The Parents of Mixed-Race Children Must Understand THIS Vital Fact

It is difficult raising children in a world that is centered around hate and division. It is a far greater challenge raising a mixed race child in a society that was built on inferiority.

Many mixed race children have to deal with serious identity issues that can follow them well into adulthood. The constant battle between seeking refuge within a racial group while still maintaining a true sense of self is perilous. 
These kids evolve into adulthood with virtually no clue surrounding their unique culture. They may take on the charisma or traits of their dominant race, but there is always something there that sets them apart.

There is a great beauty in being bi-racial and it’s so unfortunate that finding that beauty is not met without a challenge.

They will no doubt go to school and begin to notice their racial difference between their classmates. Sure, the United States is a melting pot of beautiful cultures; filled with various skin tones, hair textures, and eye colors. 
However, when you peer through the prism of a bi-racial child’s eyes, you will understand the battle they face. Children from a set background have the advantage of knowing their culture. They have customs and traditions that shape their confidence. Likely, they may have a large community of kids just like them in their neighborhood or places of worship.

Bi-racial children often times feel that they must choose one culture over the other. A child of African American and Caucasian decent specifically may feel uncomfortable around Caucasian children or vice versa. 
Although technically they are apart of that race, there is still an unspoken divide that makes them feel like an outcast.

Parents of mixed race kids have a huge responsibility to instill a sense of self-worth and self-confidence within their children. There first has to be a sense of truth within the home that makes the child comfortable bringing race up.
 Taking the attitude of being “color blind” will not help your child grow. In fact, it will only confuse them more when they have to identify racial discrimination.

I was raised in a household where a clearly discriminatory situation was clouded with excuses other than race. My parents felt that protecting me from this outlook would help me to not pin everybody I encounter as a racist. 
While this is a grand mentality in a perfect world, sadly, I gave many people passes when in reality they should have been called out for their actions. Children crave reality. Their innocence is just a placeholder for an entire world of curiosity.

“I don’t have prejudice against myself. I’m not on the white man’s side, or the black man’s side.

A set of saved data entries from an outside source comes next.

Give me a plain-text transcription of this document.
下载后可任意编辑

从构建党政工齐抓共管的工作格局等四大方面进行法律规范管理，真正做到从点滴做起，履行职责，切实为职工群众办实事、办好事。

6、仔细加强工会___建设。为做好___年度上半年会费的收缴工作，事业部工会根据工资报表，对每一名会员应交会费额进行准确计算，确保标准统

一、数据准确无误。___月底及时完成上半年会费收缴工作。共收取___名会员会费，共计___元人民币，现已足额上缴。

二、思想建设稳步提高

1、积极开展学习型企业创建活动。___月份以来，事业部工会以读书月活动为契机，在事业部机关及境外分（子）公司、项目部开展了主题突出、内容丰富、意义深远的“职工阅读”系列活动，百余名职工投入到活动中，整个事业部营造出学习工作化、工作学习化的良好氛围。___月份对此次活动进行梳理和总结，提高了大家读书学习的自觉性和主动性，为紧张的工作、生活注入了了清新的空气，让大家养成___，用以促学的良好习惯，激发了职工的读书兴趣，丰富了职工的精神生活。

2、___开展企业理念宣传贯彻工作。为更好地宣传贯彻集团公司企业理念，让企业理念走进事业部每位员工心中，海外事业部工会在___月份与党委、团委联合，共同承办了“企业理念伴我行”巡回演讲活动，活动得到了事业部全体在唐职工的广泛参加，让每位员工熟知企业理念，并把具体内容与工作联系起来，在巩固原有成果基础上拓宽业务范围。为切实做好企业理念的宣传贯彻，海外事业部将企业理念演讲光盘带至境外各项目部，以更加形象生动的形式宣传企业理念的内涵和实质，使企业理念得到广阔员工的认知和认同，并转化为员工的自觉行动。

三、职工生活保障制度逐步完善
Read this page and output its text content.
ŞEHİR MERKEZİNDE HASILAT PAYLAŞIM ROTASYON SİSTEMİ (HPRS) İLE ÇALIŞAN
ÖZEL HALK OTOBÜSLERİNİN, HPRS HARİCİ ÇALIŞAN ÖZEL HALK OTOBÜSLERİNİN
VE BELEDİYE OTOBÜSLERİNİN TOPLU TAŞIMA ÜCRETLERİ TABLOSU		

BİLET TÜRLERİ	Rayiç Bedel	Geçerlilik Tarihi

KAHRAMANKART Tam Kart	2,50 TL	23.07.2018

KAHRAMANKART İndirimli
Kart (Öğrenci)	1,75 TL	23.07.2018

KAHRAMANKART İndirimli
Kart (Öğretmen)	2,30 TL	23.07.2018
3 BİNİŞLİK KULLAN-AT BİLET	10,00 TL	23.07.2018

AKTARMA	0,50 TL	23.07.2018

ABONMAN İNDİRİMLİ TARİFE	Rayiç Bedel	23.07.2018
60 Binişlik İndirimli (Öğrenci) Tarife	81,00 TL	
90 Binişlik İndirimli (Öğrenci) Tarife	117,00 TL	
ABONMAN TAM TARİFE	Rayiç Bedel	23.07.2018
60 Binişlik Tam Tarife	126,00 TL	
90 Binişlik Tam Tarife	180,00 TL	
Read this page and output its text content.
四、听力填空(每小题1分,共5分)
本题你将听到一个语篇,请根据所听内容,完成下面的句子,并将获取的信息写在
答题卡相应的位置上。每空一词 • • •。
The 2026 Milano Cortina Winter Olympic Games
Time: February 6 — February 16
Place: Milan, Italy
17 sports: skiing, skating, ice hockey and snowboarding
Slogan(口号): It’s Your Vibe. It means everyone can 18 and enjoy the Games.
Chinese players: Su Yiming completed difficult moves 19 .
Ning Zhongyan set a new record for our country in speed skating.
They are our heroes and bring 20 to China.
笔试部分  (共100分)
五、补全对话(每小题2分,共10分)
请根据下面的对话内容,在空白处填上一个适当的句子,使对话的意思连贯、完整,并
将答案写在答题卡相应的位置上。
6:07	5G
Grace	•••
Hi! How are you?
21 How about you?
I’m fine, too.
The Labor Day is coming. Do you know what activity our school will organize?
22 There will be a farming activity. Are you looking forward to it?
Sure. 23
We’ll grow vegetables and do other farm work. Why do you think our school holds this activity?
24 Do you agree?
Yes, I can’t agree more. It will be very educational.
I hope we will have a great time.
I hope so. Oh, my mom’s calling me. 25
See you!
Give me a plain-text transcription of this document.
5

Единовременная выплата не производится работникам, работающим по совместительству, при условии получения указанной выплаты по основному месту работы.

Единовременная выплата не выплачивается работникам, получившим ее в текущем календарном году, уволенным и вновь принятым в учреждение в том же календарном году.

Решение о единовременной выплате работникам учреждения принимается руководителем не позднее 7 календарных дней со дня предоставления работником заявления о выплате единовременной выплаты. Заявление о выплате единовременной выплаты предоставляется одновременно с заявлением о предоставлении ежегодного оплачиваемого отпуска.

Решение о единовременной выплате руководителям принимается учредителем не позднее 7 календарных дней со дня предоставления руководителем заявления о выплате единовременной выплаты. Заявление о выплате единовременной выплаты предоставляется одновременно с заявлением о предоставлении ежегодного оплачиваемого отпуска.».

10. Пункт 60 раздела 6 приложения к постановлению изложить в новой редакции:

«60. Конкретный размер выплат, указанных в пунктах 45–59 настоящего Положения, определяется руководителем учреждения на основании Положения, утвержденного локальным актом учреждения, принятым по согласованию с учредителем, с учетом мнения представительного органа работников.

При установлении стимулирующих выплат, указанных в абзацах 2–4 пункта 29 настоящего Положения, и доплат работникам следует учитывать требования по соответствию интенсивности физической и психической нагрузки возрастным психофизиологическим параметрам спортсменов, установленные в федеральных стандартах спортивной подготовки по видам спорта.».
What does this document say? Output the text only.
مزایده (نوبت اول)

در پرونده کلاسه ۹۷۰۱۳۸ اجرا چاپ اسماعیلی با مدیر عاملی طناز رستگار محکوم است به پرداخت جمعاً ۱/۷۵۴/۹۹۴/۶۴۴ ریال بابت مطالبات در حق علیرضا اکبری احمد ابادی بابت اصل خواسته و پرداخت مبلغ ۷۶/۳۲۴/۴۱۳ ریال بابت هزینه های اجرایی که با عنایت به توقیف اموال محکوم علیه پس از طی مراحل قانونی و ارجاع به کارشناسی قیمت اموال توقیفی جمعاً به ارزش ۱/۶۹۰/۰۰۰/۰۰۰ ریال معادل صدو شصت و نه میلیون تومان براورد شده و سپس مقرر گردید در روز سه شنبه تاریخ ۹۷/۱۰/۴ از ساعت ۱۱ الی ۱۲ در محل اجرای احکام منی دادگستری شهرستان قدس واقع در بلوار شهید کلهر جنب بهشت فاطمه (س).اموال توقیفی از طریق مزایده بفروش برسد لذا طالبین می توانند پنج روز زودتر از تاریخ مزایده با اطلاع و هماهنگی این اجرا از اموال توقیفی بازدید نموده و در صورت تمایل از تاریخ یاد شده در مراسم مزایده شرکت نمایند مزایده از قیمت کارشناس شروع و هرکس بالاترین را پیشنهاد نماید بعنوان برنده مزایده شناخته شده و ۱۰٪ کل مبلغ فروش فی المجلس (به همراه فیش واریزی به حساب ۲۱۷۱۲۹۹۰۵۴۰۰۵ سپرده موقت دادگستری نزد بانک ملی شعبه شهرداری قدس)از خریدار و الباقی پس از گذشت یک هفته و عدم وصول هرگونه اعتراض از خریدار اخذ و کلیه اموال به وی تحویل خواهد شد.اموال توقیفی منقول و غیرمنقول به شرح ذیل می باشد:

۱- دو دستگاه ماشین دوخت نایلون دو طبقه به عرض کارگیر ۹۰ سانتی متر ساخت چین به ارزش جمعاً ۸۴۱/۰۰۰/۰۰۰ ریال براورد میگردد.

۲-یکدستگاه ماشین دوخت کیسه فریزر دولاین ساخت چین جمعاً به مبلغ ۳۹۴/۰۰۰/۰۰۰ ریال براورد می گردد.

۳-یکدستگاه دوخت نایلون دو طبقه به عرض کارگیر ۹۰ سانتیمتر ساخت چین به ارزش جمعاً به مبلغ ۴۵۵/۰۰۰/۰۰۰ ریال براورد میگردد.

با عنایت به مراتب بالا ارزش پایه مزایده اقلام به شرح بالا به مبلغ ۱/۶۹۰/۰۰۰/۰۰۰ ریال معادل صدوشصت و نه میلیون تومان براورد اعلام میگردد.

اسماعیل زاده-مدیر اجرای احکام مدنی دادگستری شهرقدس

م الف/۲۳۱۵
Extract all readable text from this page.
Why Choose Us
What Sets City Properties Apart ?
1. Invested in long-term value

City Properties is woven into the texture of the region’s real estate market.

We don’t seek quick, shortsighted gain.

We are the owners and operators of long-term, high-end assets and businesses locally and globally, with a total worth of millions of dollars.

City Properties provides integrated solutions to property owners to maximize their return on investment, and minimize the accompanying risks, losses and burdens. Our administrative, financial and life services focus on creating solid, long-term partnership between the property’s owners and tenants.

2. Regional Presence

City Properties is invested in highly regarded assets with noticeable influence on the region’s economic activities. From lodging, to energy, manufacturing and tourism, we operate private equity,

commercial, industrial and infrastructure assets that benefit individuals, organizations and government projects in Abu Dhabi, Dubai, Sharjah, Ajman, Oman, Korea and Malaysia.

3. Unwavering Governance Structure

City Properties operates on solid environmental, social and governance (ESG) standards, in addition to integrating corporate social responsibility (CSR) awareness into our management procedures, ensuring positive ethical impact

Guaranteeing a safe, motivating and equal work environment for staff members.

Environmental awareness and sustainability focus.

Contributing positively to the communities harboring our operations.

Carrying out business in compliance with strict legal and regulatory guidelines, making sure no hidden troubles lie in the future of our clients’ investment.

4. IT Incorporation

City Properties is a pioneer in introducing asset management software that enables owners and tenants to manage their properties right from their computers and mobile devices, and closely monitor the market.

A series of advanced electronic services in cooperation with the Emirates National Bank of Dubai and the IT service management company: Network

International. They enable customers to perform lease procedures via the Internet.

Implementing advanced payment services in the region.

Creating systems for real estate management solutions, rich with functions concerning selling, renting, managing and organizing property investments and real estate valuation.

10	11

I’m on God’s side — the one who create me and cause me to come from black and white.”

– Bob Marley

They notice more than we realize and it is imperative that they understand how the world works. Educating them on what prejudice is and how to handle a situation of discrimination will better equip them to face reality. 
African American parents also need to understand that just because their child may not look traditionally Black to them, this does not mean that the world will not identify them as a minority race.

Mixed race children are just as susceptible to discrimination. It is quite belittling when a child tells their parent about a situation that was clearly inappropriate and the parent brushes it off with the words, “they didn’t mean it in that way,” or, “they don’t know what you are.”

I specifically direct this essay to black and white couples only because I can speak from a personal perspective on the matter. This is a tricky combination because the child is not just a mixture of two polar opposites culture wise, they are also a mix of two races that have a history of hatred for the other.

The Caucasian parent has the responsibility of demonstrating an unbiased view of all African-Americans- not just those in their family. Partaking in honest talks considering race, culture and American history will increase your child’s respect for you.

They likely won’t feel the paranoia of believing that all white people are racists. Rather, they will see a prime example of two different races co-existing peacefully.

The African-American parent has the most important role in this relationship because the child will likely try to find a commonality with you. Encourage this. Don’t overexpose your differences; thus creating a divide between your culture and theirs.

I struggle with an insatiable sense of seeking approval from those on my black side because quite frankly, our experiences are similar. It is very disheartening when those you feel a commonality with disregard your experiences and place you in yet another separate box.

Creating a sense of understanding and unity will instill a great sense of self-awareness within your child. They no longer feel the burden of having to choose a side. Rather, they find comfort in their own skin within the presence of all races.

I was raised under the mentality that choosing one race above the other was not an option. My mother spoke very highly of my fathers family and vice versa. Sure, times were different and they sadly did not have all of the resources available now to educate them on understanding how I was feeling. Granted, they did the best they could.

With more and more mixed race children being born, the conversation of identity needs to be brought to the forefront. Yes, your children will go through experimental phases, but they are trying to find themselves just like any other child.

Own it.

Allow them that time to find where they fit in. 
The challenge is present; there is no doubt about that. But, through love, positive reinforcement and honesty, your child will grow naturally into self-acceptance.